Pertama mendengar Kali Kempit, rasanya aneh. Kali Kempit merupakan salah satu daerah di Banyuwangi. Dan aku tak menyangka akan terdampar di Banyuwangi ini. Aku ke kota ini karena kebetulan waktu itu aku ikut pelatihan dan akhir dari pelatihan ini aku harus  magang di perkebunan daerah Banyuwangi. Aku tak begitu mengenal kota ini. Setauku, Banyuwangi ada di ujung timur propinsi Jawa Timur. Berbatasan laut dengan pulau Bali.

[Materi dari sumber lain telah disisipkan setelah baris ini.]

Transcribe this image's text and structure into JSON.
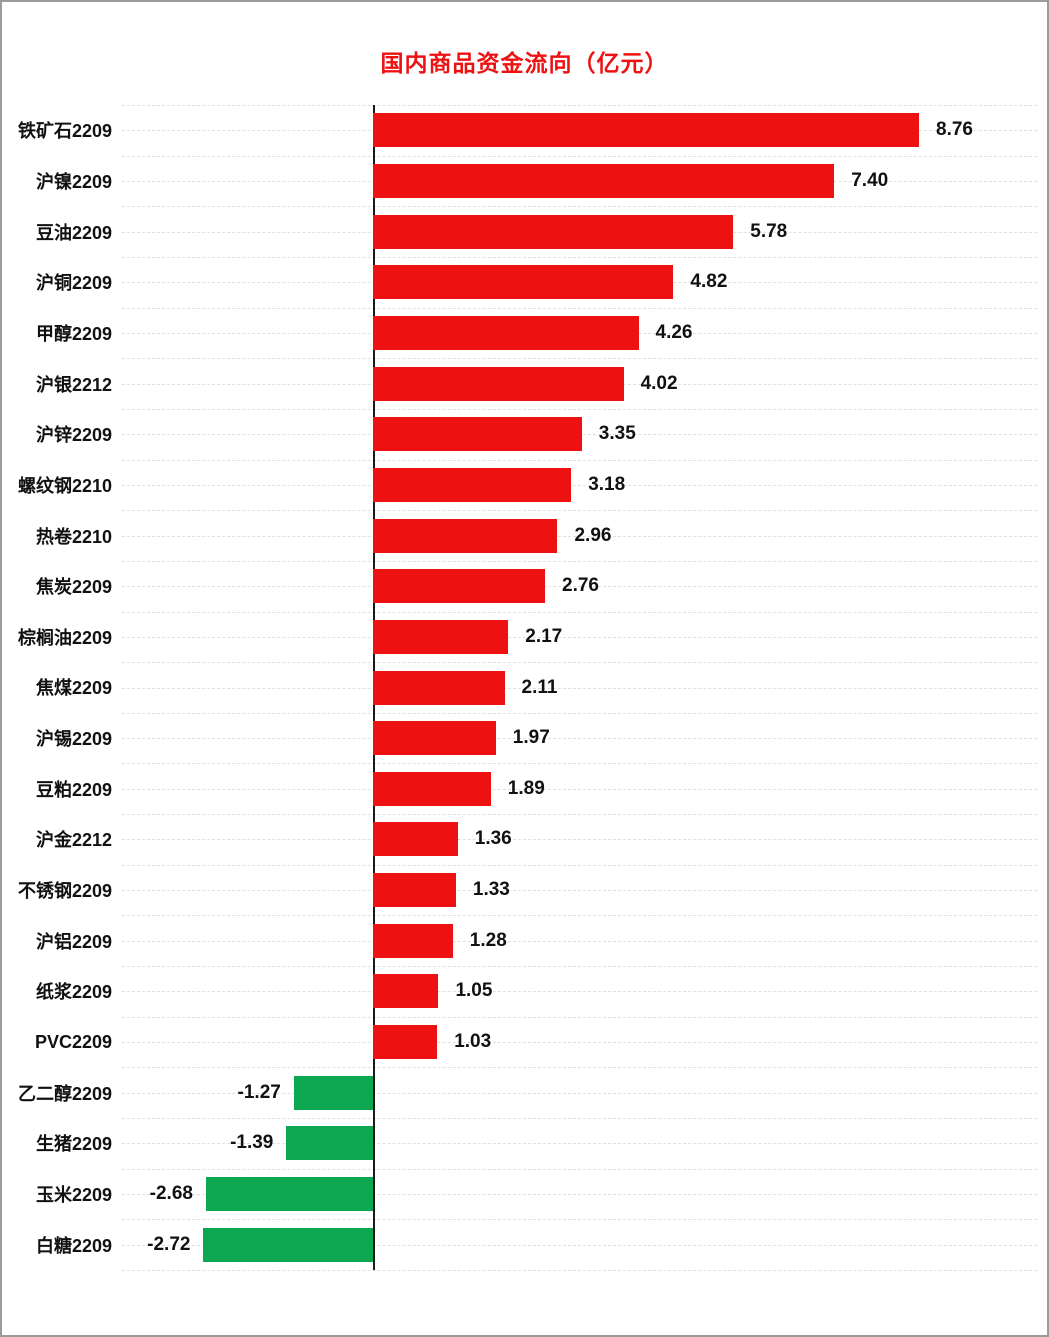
{
  "title": {
    "text": "国内商品资金流向（亿元）",
    "color": "#ee1111"
  },
  "chart_data": {
    "type": "bar",
    "orientation": "horizontal",
    "title": "国内商品资金流向（亿元）",
    "categories": [
      "铁矿石2209",
      "沪镍2209",
      "豆油2209",
      "沪铜2209",
      "甲醇2209",
      "沪银2212",
      "沪锌2209",
      "螺纹钢2210",
      "热卷2210",
      "焦炭2209",
      "棕榈油2209",
      "焦煤2209",
      "沪锡2209",
      "豆粕2209",
      "沪金2212",
      "不锈钢2209",
      "沪铝2209",
      "纸浆2209",
      "PVC2209",
      "乙二醇2209",
      "生猪2209",
      "玉米2209",
      "白糖2209"
    ],
    "values": [
      8.76,
      7.4,
      5.78,
      4.82,
      4.26,
      4.02,
      3.35,
      3.18,
      2.96,
      2.76,
      2.17,
      2.11,
      1.97,
      1.89,
      1.36,
      1.33,
      1.28,
      1.05,
      1.03,
      -1.27,
      -1.39,
      -2.68,
      -2.72
    ],
    "positive_color": "#ee1111",
    "negative_color": "#0ca750",
    "grid": "horizontal-dashed",
    "gridline_color": "#e0e0e0",
    "axis_line_color": "#1a1a1a",
    "xlim": [
      -4.05,
      10.65
    ],
    "xlabel": "",
    "ylabel": "",
    "legend": "none"
  }
}
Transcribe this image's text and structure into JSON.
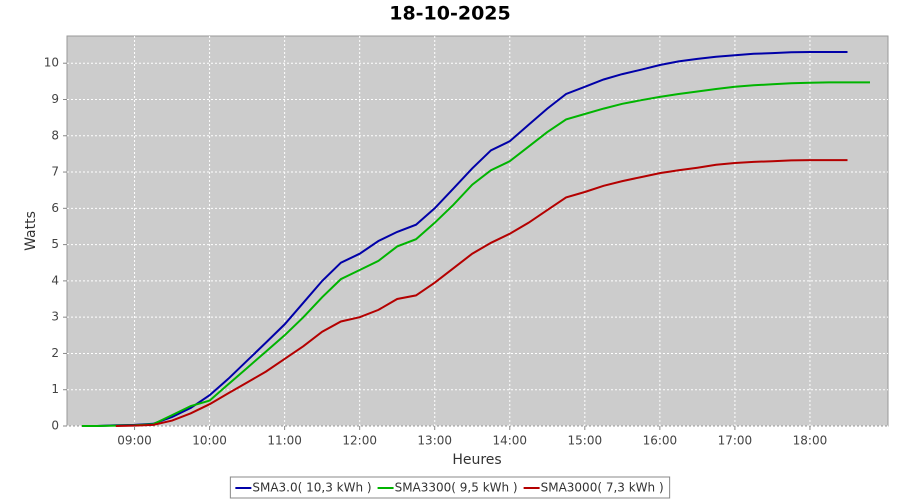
{
  "chart_data": {
    "type": "line",
    "title": "18-10-2025",
    "x_label": "Heures",
    "y_label": "Watts",
    "x": [
      8.3,
      8.5,
      8.75,
      9.0,
      9.25,
      9.5,
      9.75,
      10.0,
      10.25,
      10.5,
      10.75,
      11.0,
      11.25,
      11.5,
      11.75,
      12.0,
      12.25,
      12.5,
      12.75,
      13.0,
      13.25,
      13.5,
      13.75,
      14.0,
      14.25,
      14.5,
      14.75,
      15.0,
      15.25,
      15.5,
      15.75,
      16.0,
      16.25,
      16.5,
      16.75,
      17.0,
      17.25,
      17.5,
      17.75,
      18.0,
      18.25,
      18.5,
      18.8
    ],
    "series": [
      {
        "name": "SMA3.0( 10,3 kWh )",
        "color": "#0000a8",
        "values": [
          0,
          0,
          0.02,
          0.03,
          0.06,
          0.25,
          0.5,
          0.85,
          1.3,
          1.8,
          2.3,
          2.8,
          3.4,
          4.0,
          4.5,
          4.75,
          5.1,
          5.35,
          5.55,
          6.0,
          6.55,
          7.1,
          7.6,
          7.85,
          8.3,
          8.75,
          9.15,
          9.35,
          9.55,
          9.7,
          9.82,
          9.95,
          10.05,
          10.12,
          10.18,
          10.22,
          10.26,
          10.28,
          10.3,
          10.31,
          10.31,
          10.31,
          null
        ]
      },
      {
        "name": "SMA3300( 9,5 kWh )",
        "color": "#00b400",
        "values": [
          0,
          0,
          0.01,
          0.02,
          0.05,
          0.3,
          0.55,
          0.7,
          1.15,
          1.6,
          2.05,
          2.5,
          3.0,
          3.55,
          4.05,
          4.3,
          4.55,
          4.95,
          5.15,
          5.6,
          6.1,
          6.65,
          7.05,
          7.3,
          7.7,
          8.1,
          8.45,
          8.6,
          8.75,
          8.88,
          8.98,
          9.07,
          9.15,
          9.22,
          9.29,
          9.35,
          9.39,
          9.42,
          9.45,
          9.46,
          9.47,
          9.47,
          9.47
        ]
      },
      {
        "name": "SMA3000( 7,3 kWh )",
        "color": "#b40000",
        "values": [
          null,
          null,
          0.0,
          0.01,
          0.03,
          0.15,
          0.35,
          0.6,
          0.9,
          1.2,
          1.5,
          1.85,
          2.2,
          2.6,
          2.88,
          3.0,
          3.2,
          3.5,
          3.6,
          3.95,
          4.35,
          4.75,
          5.05,
          5.3,
          5.6,
          5.95,
          6.3,
          6.45,
          6.62,
          6.75,
          6.86,
          6.97,
          7.05,
          7.12,
          7.2,
          7.25,
          7.28,
          7.3,
          7.32,
          7.33,
          7.33,
          7.33,
          null
        ]
      }
    ],
    "xlim": [
      8.1,
      19.04
    ],
    "xticks": [
      {
        "value": 9,
        "label": "09:00"
      },
      {
        "value": 10,
        "label": "10:00"
      },
      {
        "value": 11,
        "label": "11:00"
      },
      {
        "value": 12,
        "label": "12:00"
      },
      {
        "value": 13,
        "label": "13:00"
      },
      {
        "value": 14,
        "label": "14:00"
      },
      {
        "value": 15,
        "label": "15:00"
      },
      {
        "value": 16,
        "label": "16:00"
      },
      {
        "value": 17,
        "label": "17:00"
      },
      {
        "value": 18,
        "label": "18:00"
      }
    ],
    "ylim": [
      0,
      10.75
    ],
    "yticks": [
      0,
      1,
      2,
      3,
      4,
      5,
      6,
      7,
      8,
      9,
      10
    ],
    "grid": true,
    "legend": "bottom"
  }
}
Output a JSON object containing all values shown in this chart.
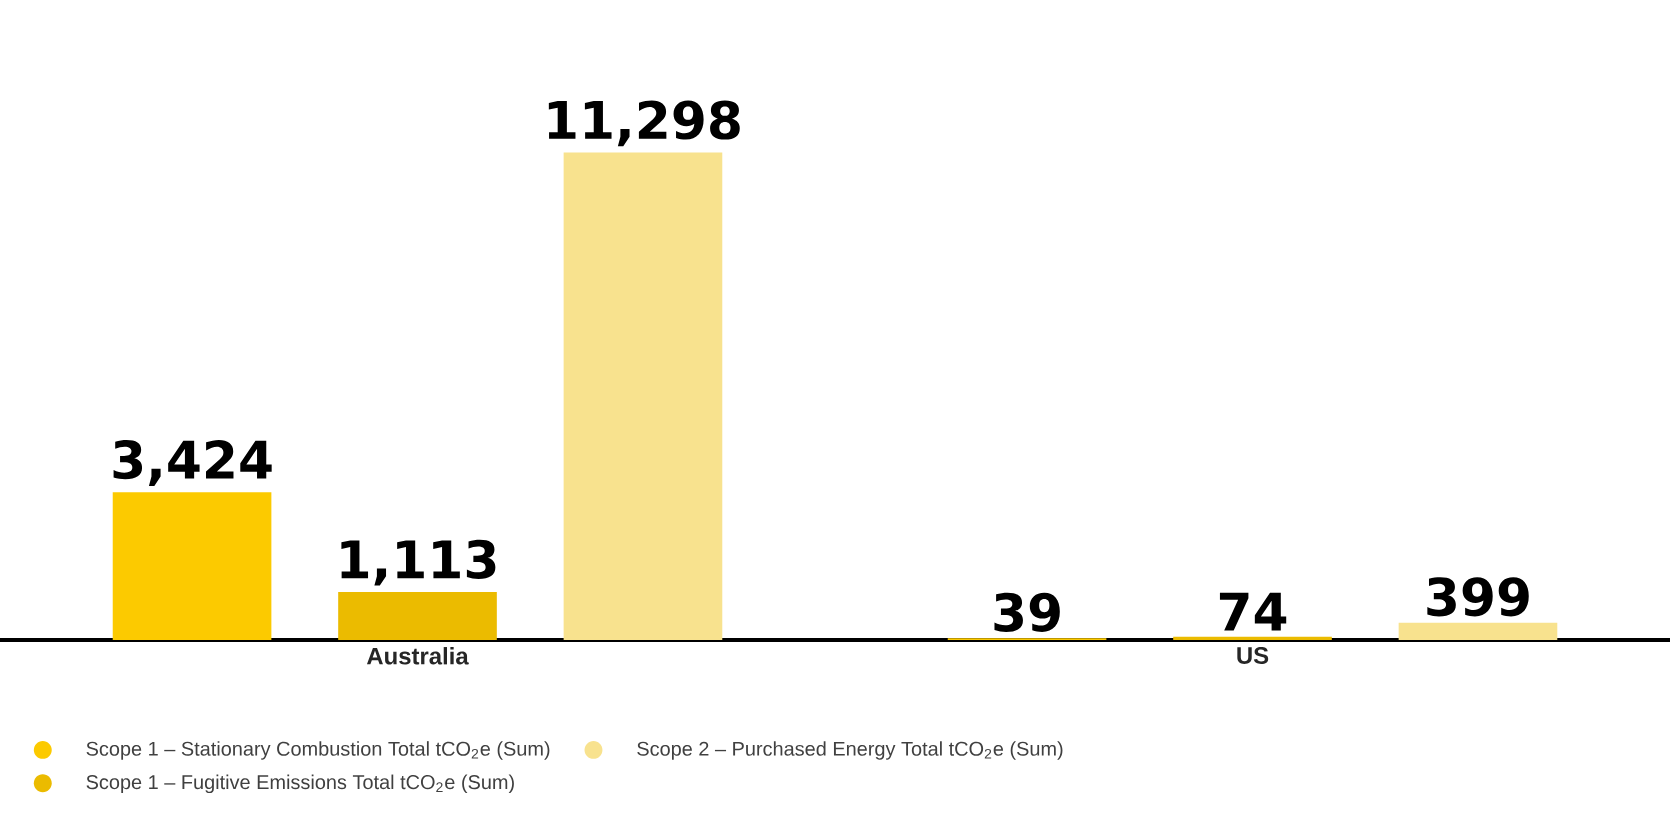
{
  "chart_data": {
    "type": "bar",
    "categories": [
      "Australia",
      "US"
    ],
    "series": [
      {
        "name": "Scope 1 – Stationary Combustion Total tCO$_{2}$e (Sum)",
        "color": "#fcca00",
        "values": [
          3424,
          39
        ],
        "value_labels": [
          "3,424",
          "39"
        ]
      },
      {
        "name": "Scope 1 – Fugitive Emissions Total tCO$_{2}$e (Sum)",
        "color": "#ebbb00",
        "values": [
          1113,
          74
        ],
        "value_labels": [
          "1,113",
          "74"
        ]
      },
      {
        "name": "Scope 2 – Purchased Energy Total tCO$_{2}$e (Sum)",
        "color": "#f8e28e",
        "values": [
          11298,
          399
        ],
        "value_labels": [
          "11,298",
          "399"
        ]
      }
    ],
    "legend": "bottom left",
    "grid": false,
    "tick_labels": "x"
  }
}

Setelah menempuh perjalanan naik bus Akas dari Yogya hampir 12 jam kita mampir dulu di Jember. Dari Jember kita naik lagi mobil menuju Banyuwangi. Siang itu hari Senin jam 14.00, kami sampai di Banyuwangi. Waktu itu hujan baru saja turun, tanah masih basah. Kami berempat Cheche, Nuning, Eko nur dan aku mampir dulu di kantor perkebunan Kali kempit. Setelah kami menghadap wakil pimpinan kebun kami diantar ke mess, tempat kami menginap. Kantor kebun memang terletak di pinggir jalan tapi mess kami letaknya jauh dari jalan. Perjalanan menuju mess kami melewati perumahan penduduk setelah itu kami hanya melewati lahan kosong yang sangat luas. Setelah itu baru kami melewati perkebunan kakao. Tibalah kami di mess. Mess kami sebenarnya tidak jauh dari rumah penduduk para buruh kebun dan rumah mandor besar tapi karena mess halamannya sangat luas makanya rasanya mess kami menyendiri.  Mess kami itu seperti rumah, ada 3 kamar, ada ruang tamu, ruang makan, kamar mandi dan dapur. Halaman rumahnya sangat indah karena banyak tanaman-tanaman hias. Jika aku keluar rumah, aku merasa mess kami seperti villa. Mess kami hanya berupa rumah tua peninggalan Belanda seakan penuh misteri.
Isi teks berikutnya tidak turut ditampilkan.